The most important thing is to express your true nature
in the simplest, most adequate way
and to appreciate it in the smallest existence.
—Shunryu Suzuki
Power Thoughts: Mindfulness Mantras
from the Masters
“Mindfulness is deliberately paying full attention to what is happening around you—in your body, heart, and mind. Mindfulness is awareness, without criticism or judgment.”
—Hab Chozen Bays
“Mindfulness has helped me succeed in almost every dimension of my life. By stopping regularly to look inward and become aware of my mental state, I stay connected to the source of my actions and thoughts, and can guide them with considerably more intention.”
—Dustin Moskovitz
“Paying attention to, and staying with finer and finer sensations within the body, is one of the surest ways to steady the wandering mind.”
—Ravi Ravindra
“Sati—sampajanna (‘Mindfulness and clear comprehension’) should be examined carefully from the point of view of the centipede who could not walk when she thought about how she moved her limbs. And also from the point of view of absorption in, say, artistic creation, and detached observation of it. Absorption in piano playing or painting seems to be ‘successful,’ but detached observation or enjoyment of ‘my playing’…seems to have the centipede effect.”
—Nanamoli Thera
“The most fundamental aggression to ourselves, the most fundamental harm we can do to ourselves, is to remain ignorant by not having the courage and the respect to look at ourselves honestly and gently.”
—Pema Chödrön
Engage and Immerse: Quiet Observation Meditation (Five to Fifteen Minutes)
The quiet observation meditation is intended to bring you back to where you are and to what you already have, all round you. I use it when I want to remind myself of how much life has given me, and to appreciate it in a new and greater way.

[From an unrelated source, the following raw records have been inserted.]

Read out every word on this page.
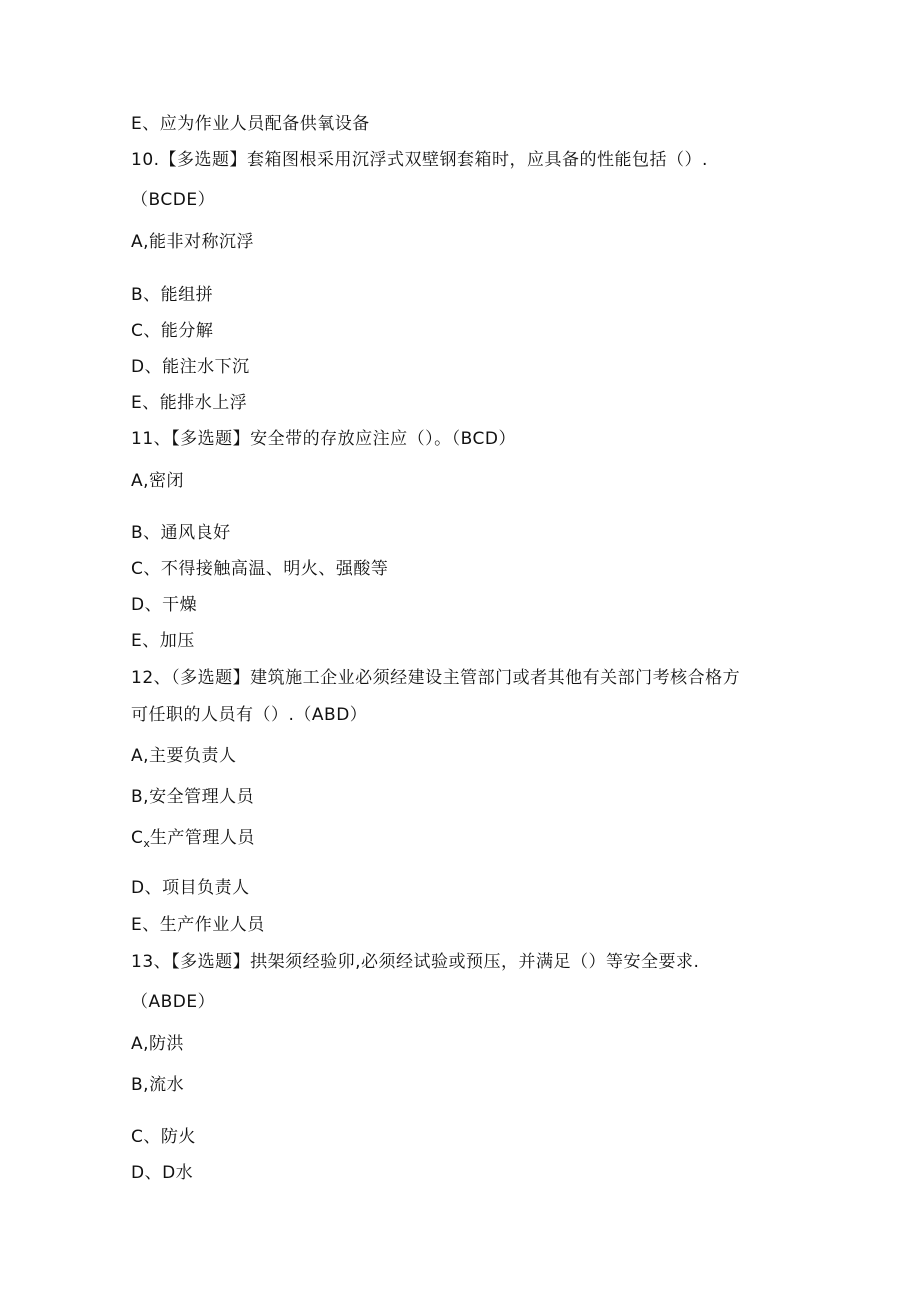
E、应为作业人员配备供氧设备
10.【多选题】套箱图根采用沉浮式双壁钢套箱时，应具备的性能包括（）.
（BCDE）
A,能非对称沉浮
B、能组拼
C、能分解
D、能注水下沉
E、能排水上浮
11、【多选题】安全带的存放应注应（）。（BCD）
A,密闭
B、通风良好
C、不得接触高温、明火、强酸等
D、干燥
E、加压
12、（多选题】建筑施工企业必须经建设主管部门或者其他有关部门考核合格方
可任职的人员有（）.（ABD）
A,主要负责人
B,安全管理人员
$C_x$生产管理人员
D、项目负责人
E、生产作业人员
13、【多选题】拱架须经验卯,必须经试验或预压，并满足（）等安全要求.
（ABDE）
A,防洪
B,流水
C、防火
D、D水
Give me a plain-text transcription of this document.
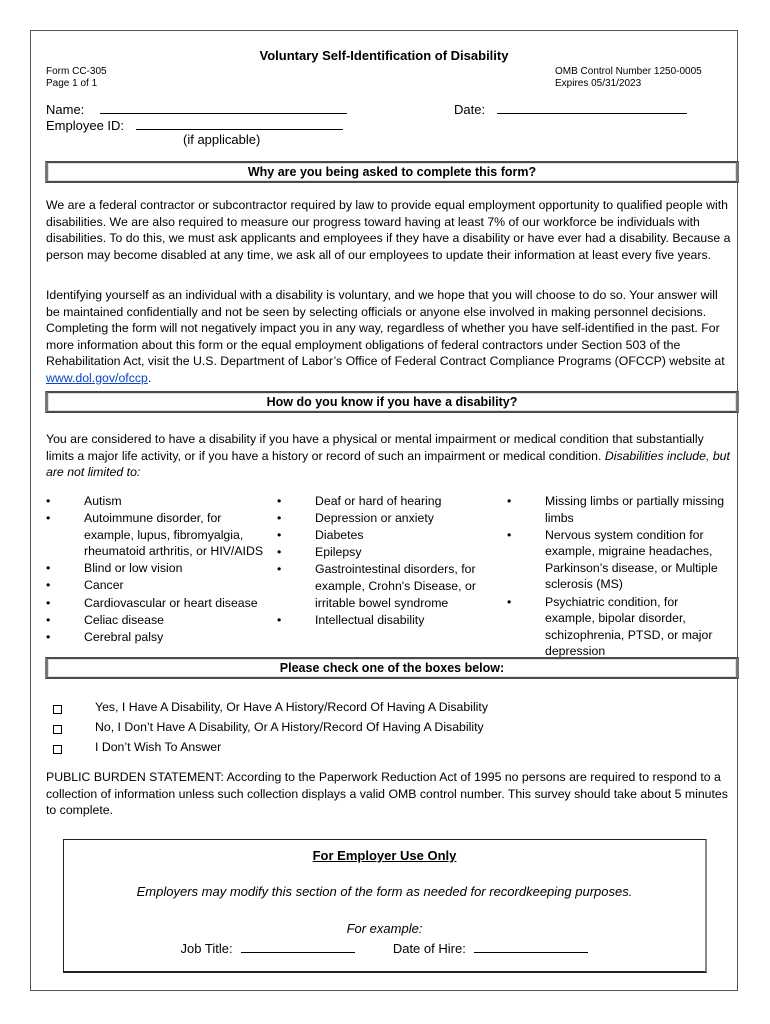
Voluntary Self-Identification of Disability
Form CC-305
Page 1 of 1
OMB Control Number 1250-0005
Expires 05/31/2023
Name:	Date:
Employee ID:
(if applicable)
Why are you being asked to complete this form?
We are a federal contractor or subcontractor required by law to provide equal employment opportunity to qualified people with disabilities. We are also required to measure our progress toward having at least 7% of our workforce be individuals with disabilities. To do this, we must ask applicants and employees if they have a disability or have ever had a disability. Because a person may become disabled at any time, we ask all of our employees to update their information at least every five years.
Identifying yourself as an individual with a disability is voluntary, and we hope that you will choose to do so. Your answer will be maintained confidentially and not be seen by selecting officials or anyone else involved in making personnel decisions. Completing the form will not negatively impact you in any way, regardless of whether you have self-identified in the past. For more information about this form or the equal employment obligations of federal contractors under Section 503 of the Rehabilitation Act, visit the U.S. Department of Labor’s Office of Federal Contract Compliance Programs (OFCCP) website at www.dol.gov/ofccp.
How do you know if you have a disability?
You are considered to have a disability if you have a physical or mental impairment or medical condition that substantially limits a major life activity, or if you have a history or record of such an impairment or medical condition. Disabilities include, but are not limited to:
•	Autism
•	Autoimmune disorder, for example, lupus, fibromyalgia, rheumatoid arthritis, or HIV/AIDS
•	Blind or low vision
•	Cancer
•	Cardiovascular or heart disease
•	Celiac disease
•	Cerebral palsy
•	Deaf or hard of hearing
•	Depression or anxiety
•	Diabetes
•	Epilepsy
•	Gastrointestinal disorders, for example, Crohn's Disease, or irritable bowel syndrome
•	Intellectual disability
•	Missing limbs or partially missing limbs
•	Nervous system condition for example, migraine headaches, Parkinson’s disease, or Multiple sclerosis (MS)
•	Psychiatric condition, for example, bipolar disorder, schizophrenia, PTSD, or major depression
Please check one of the boxes below:
Yes, I Have A Disability, Or Have A History/Record Of Having A Disability
No, I Don’t Have A Disability, Or A History/Record Of Having A Disability
I Don’t Wish To Answer
PUBLIC BURDEN STATEMENT: According to the Paperwork Reduction Act of 1995 no persons are required to respond to a collection of information unless such collection displays a valid OMB control number. This survey should take about 5 minutes to complete.
For Employer Use Only
Employers may modify this section of the form as needed for recordkeeping purposes.
For example:
Job Title:	Date of Hire:
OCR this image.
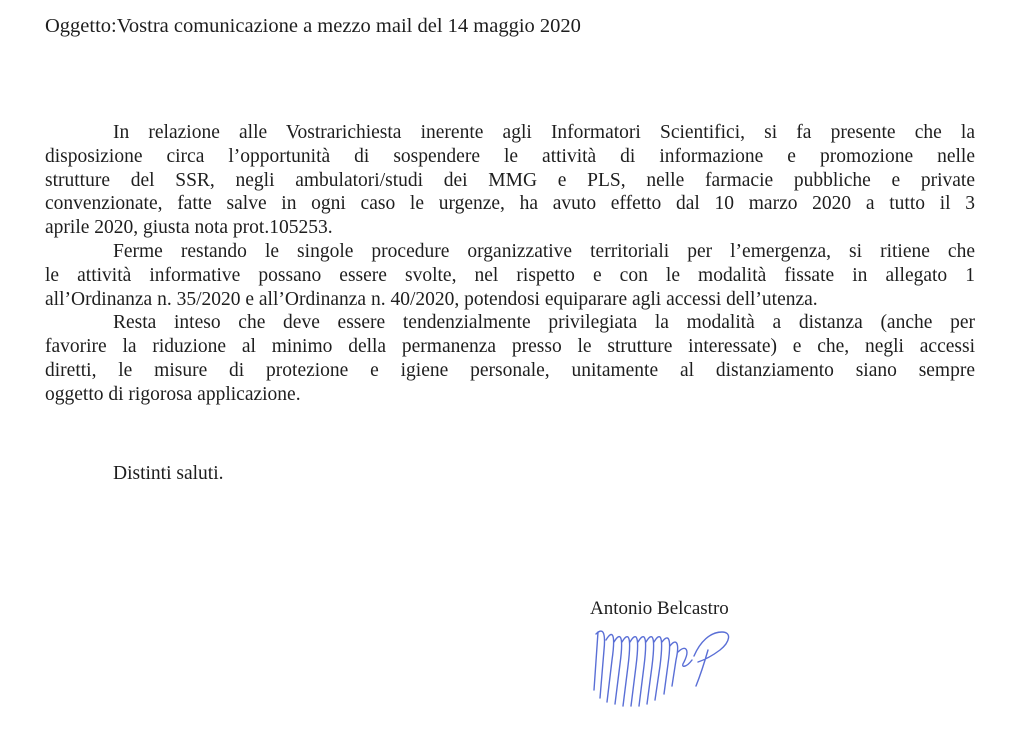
Oggetto:Vostra comunicazione a mezzo mail del 14 maggio 2020

In relazione alle Vostrarichiesta inerente agli Informatori Scientifici, si fa presente che la
disposizione circa l’opportunità di sospendere le attività di informazione e promozione nelle
strutture del SSR, negli ambulatori/studi dei MMG e PLS, nelle farmacie pubbliche e private
convenzionate, fatte salve in ogni caso le urgenze, ha avuto effetto dal 10 marzo 2020 a tutto il 3
aprile 2020, giusta nota prot.105253.

Ferme restando le singole procedure organizzative territoriali per l’emergenza, si ritiene che
le attività informative possano essere svolte, nel rispetto e con le modalità fissate in allegato 1
all’Ordinanza n. 35/2020 e all’Ordinanza n. 40/2020, potendosi equiparare agli accessi dell’utenza.

Resta inteso che deve essere tendenzialmente privilegiata la modalità a distanza (anche per
favorire la riduzione al minimo della permanenza presso le strutture interessate) e che, negli accessi
diretti, le misure di protezione e igiene personale, unitamente al distanziamento siano sempre
oggetto di rigorosa applicazione.

Distinti saluti.
Antonio Belcastro
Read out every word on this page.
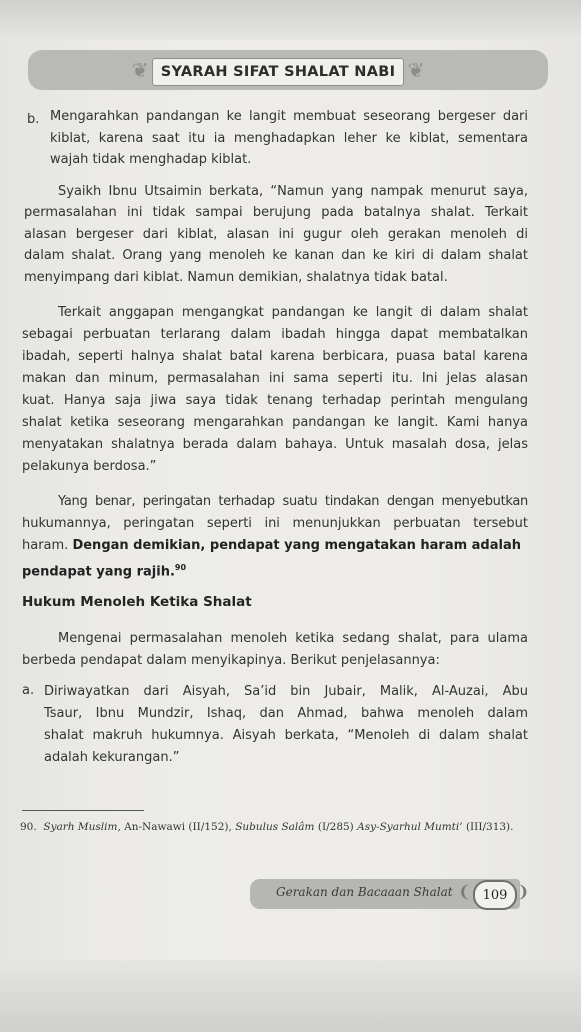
❦	❦
SYARAH SIFAT SHALAT NABI
b. Mengarahkan pandangan ke langit membuat seseorang bergeser dari

kiblat, karena saat itu ia menghadapkan leher ke kiblat, sementara

wajah tidak menghadap kiblat.

Syaikh Ibnu Utsaimin berkata, “Namun yang nampak menurut saya,

permasalahan ini tidak sampai berujung pada batalnya shalat. Terkait

alasan bergeser dari kiblat, alasan ini gugur oleh gerakan menoleh di

dalam shalat. Orang yang menoleh ke kanan dan ke kiri di dalam shalat

menyimpang dari kiblat. Namun demikian, shalatnya tidak batal.

Terkait anggapan mengangkat pandangan ke langit di dalam shalat

sebagai perbuatan terlarang dalam ibadah hingga dapat membatalkan

ibadah, seperti halnya shalat batal karena berbicara, puasa batal karena

makan dan minum, permasalahan ini sama seperti itu. Ini jelas alasan

kuat. Hanya saja jiwa saya tidak tenang terhadap perintah mengulang

shalat ketika seseorang mengarahkan pandangan ke langit. Kami hanya

menyatakan shalatnya berada dalam bahaya. Untuk masalah dosa, jelas

pelakunya berdosa.”

Yang benar, peringatan terhadap suatu tindakan dengan menyebutkan

hukumannya, peringatan seperti ini menunjukkan perbuatan tersebut

haram. Dengan demikian, pendapat yang mengatakan haram adalah

pendapat yang rajih.$^{90}$

Hukum Menoleh Ketika Shalat

Mengenai permasalahan menoleh ketika sedang shalat, para ulama

berbeda pendapat dalam menyikapinya. Berikut penjelasannya:

a. Diriwayatkan dari Aisyah, Sa’id bin Jubair, Malik, Al-Auzai, Abu

Tsaur, Ibnu Mundzir, Ishaq, dan Ahmad, bahwa menoleh dalam

shalat makruh hukumnya. Aisyah berkata, “Menoleh di dalam shalat

adalah kekurangan.”

90. Syarh Muslim, An-Nawawi (II/152), Subulus Salâm (I/285) Asy-Syarhul Mumti’ (III/313).
Gerakan dan Bacaaan Shalat ❨ 109 ❩
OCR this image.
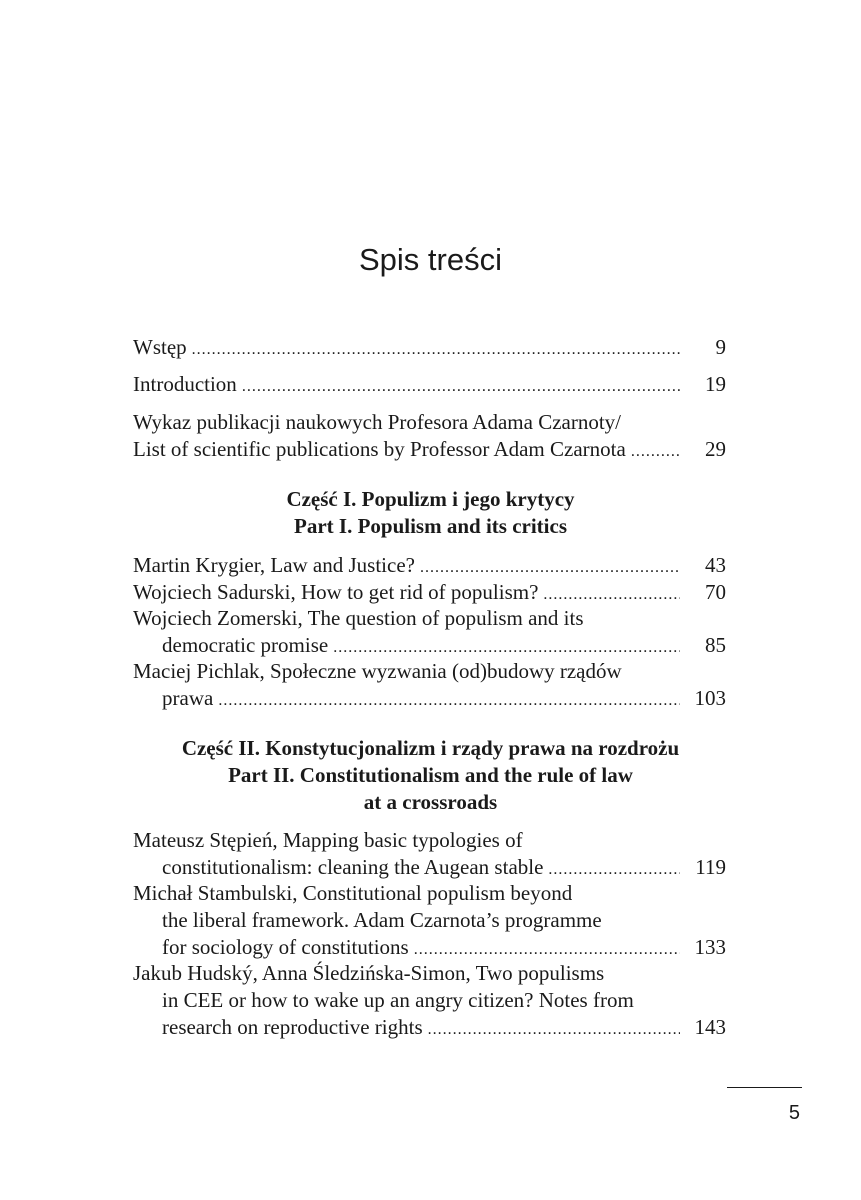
Spis treści
Wstęp .....	9
Introduction .....	19
Wykaz publikacji naukowych Profesora Adama Czarnoty/
List of scientific publications by Professor Adam Czarnota .....	29
Część I. Populizm i jego krytycy
Part I. Populism and its critics
Martin Krygier, Law and Justice? .....	43
Wojciech Sadurski, How to get rid of populism? .....	70
Wojciech Zomerski, The question of populism and its
democratic promise .....	85
Maciej Pichlak, Społeczne wyzwania (od)budowy rządów
prawa .....	103
Część II. Konstytucjonalizm i rządy prawa na rozdrożu
Part II. Constitutionalism and the rule of law
at a crossroads
Mateusz Stępień, Mapping basic typologies of
constitutionalism: cleaning the Augean stable .....	119
Michał Stambulski, Constitutional populism beyond
the liberal framework. Adam Czarnota’s programme
for sociology of constitutions .....	133
Jakub Hudský, Anna Śledzińska-Simon, Two populisms
in CEE or how to wake up an angry citizen? Notes from
research on reproductive rights .....	143
5
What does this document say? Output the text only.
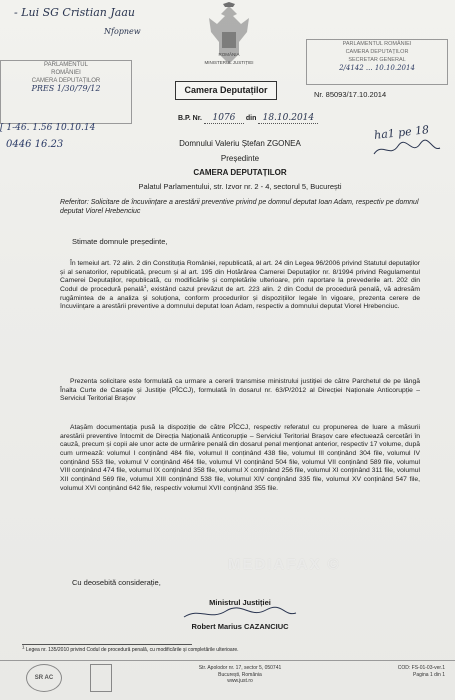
- Lui SG Cristian Jaau
Nfopnew
PARLAMENTUL
ROMÂNIEI
CAMERA DEPUTAȚILOR
PRES 1/30/79/12
[ 1-46. 1.56 10.10.14
0446 16.23
ROMÂNIA
MINISTERUL JUSTIȚIEI
Camera Deputaților
PARLAMENTUL ROMÂNIEI
CAMERA DEPUTAȚILOR
SECRETAR GENERAL
2/4142 ... 10.10.2014
Nr. 85093/17.10.2014
B.P. Nr. 1076 din 18.10.2014
ha1 pe 18
Domnului Valeriu Ștefan ZGONEA
Președinte
CAMERA DEPUTAȚILOR
Palatul Parlamentului, str. Izvor nr. 2 - 4, sectorul 5, București
Referitor: Solicitare de încuviințare a arestării preventive privind pe domnul deputat Ioan Adam, respectiv pe domnul deputat Viorel Hrebenciuc
Stimate domnule președinte,

În temeiul art. 72 alin. 2 din Constituția României, republicată, al art. 24 din Legea 96/2006 privind Statutul deputaților și al senatorilor, republicată, precum și al art. 195 din Hotărârea Camerei Deputaților nr. 8/1994 privind Regulamentul Camerei Deputaților, republicată, cu modificările și completările ulterioare, prin raportare la prevederile art. 202 din Codul de procedură penală$^1$, existând cazul prevăzut de art. 223 alin. 2 din Codul de procedură penală, vă adresăm rugămintea de a analiza și soluționa, conform procedurilor și dispozițiilor legale în vigoare, prezenta cerere de încuviințare a arestării preventive a domnului deputat Ioan Adam, respectiv a domnului deputat Viorel Hrebenciuc.

Prezenta solicitare este formulată ca urmare a cererii transmise ministrului justiției de către Parchetul de pe lângă Înalta Curte de Casație și Justiție (PÎCCJ), formulată în dosarul nr. 63/P/2012 al Direcției Naționale Anticorupție – Serviciul Teritorial Brașov

Atașăm documentația pusă la dispoziție de către PÎCCJ, respectiv referatul cu propunerea de luare a măsurii arestării preventive întocmit de Direcția Națională Anticorupție – Serviciul Teritorial Brașov care efectuează cercetări în cauză, precum și copii ale unor acte de urmărire penală din dosarul penal menționat anterior, respectiv 17 volume, după cum urmează: volumul I conținând 484 file, volumul II conținând 438 file, volumul III conținând 304 file, volumul IV conținând 553 file, volumul V conținând 464 file, volumul VI conținând 504 file, volumul VII conținând 589 file, volumul VIII conținând 474 file, volumul IX conținând 358 file, volumul X conținând 256 file, volumul XI conținând 311 file, volumul XII conținând 569 file, volumul XIII conținând 538 file, volumul XIV conținând 335 file, volumul XV conținând 547 file, volumul XVI conținând 642 file, respectiv volumul XVII conținând 355 file.

Cu deosebită considerație,
MEDIAFAX ©
Ministrul Justiției
Robert Marius CAZANCIUC
$^1$ Legea nr. 135/2010 privind Codul de procedură penală, cu modificările și completările ulterioare.
SR AC
Str. Apolodor nr. 17, sector 5, 050741
București, România
www.just.ro
COD: FS-01-03-ver.1
Pagina 1 din 1
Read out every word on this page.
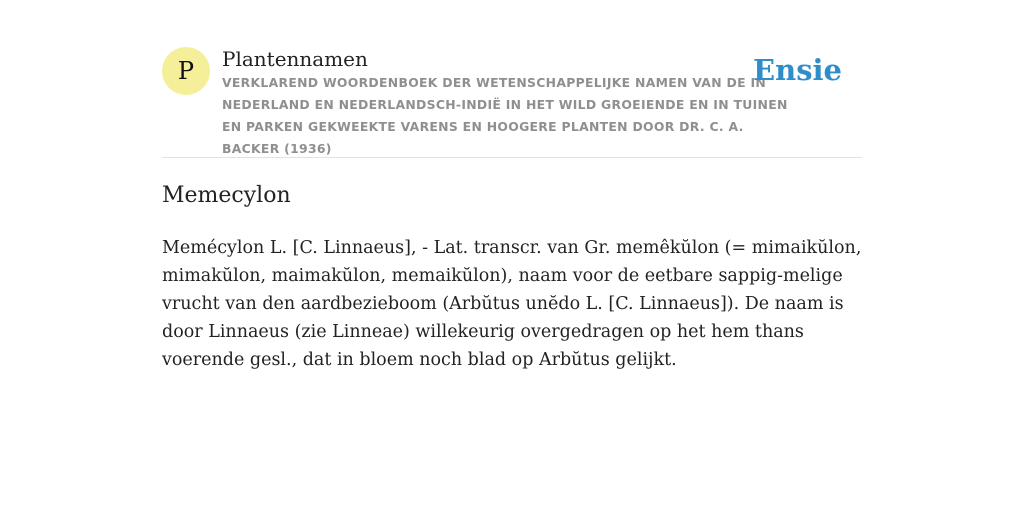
P Plantennamen
VERKLAREND WOORDENBOEK DER WETENSCHAPPELIJKE NAMEN VAN DE IN NEDERLAND EN NEDERLANDSCH-INDIË IN HET WILD GROEIENDE EN IN TUINEN EN PARKEN GEKWEEKTE VARENS EN HOOGERE PLANTEN DOOR DR. C. A. BACKER (1936)
Ensie
Memecylon

Memécylon L. [C. Linnaeus], - Lat. transcr. van Gr. memêkŭlon (= mimaikŭlon, mimakŭlon, maimakŭlon, memaikŭlon), naam voor de eetbare sappig-melige vrucht van den aardbezieboom (Arbŭtus unĕdo L. [C. Linnaeus]). De naam is door Linnaeus (zie Linneae) willekeurig overgedragen op het hem thans voerende gesl., dat in bloem noch blad op Arbŭtus gelijkt.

Sit or stand in a maintainable, comfortable position. Begin by taking a deep breath in, and as you breathe out, slowly close your eyes. Take a few regular breaths and focus on your breathing, on how your body moves with each intake, on how your muscles soften each time you exhale. When you are ready, gently let go of that focus. Take a few moments to listen. What do you hear? Is there a faint buzzing from machinery? Can you hear the wind outside? Are people talking nearby? Be careful to observe your surroundings without judgment. When you are ready, open your eyes and slowly examine what you can see. Notice the details of every object around you. Acknowledge the existence of each and every thing that you can see and hear. When you have finished, let go of that observational focus, and mindfully resume your day.
“If you meditate in perfect peace, and then flash someone an irritable look because they make noise or their child cries, you are entirely missing the point.”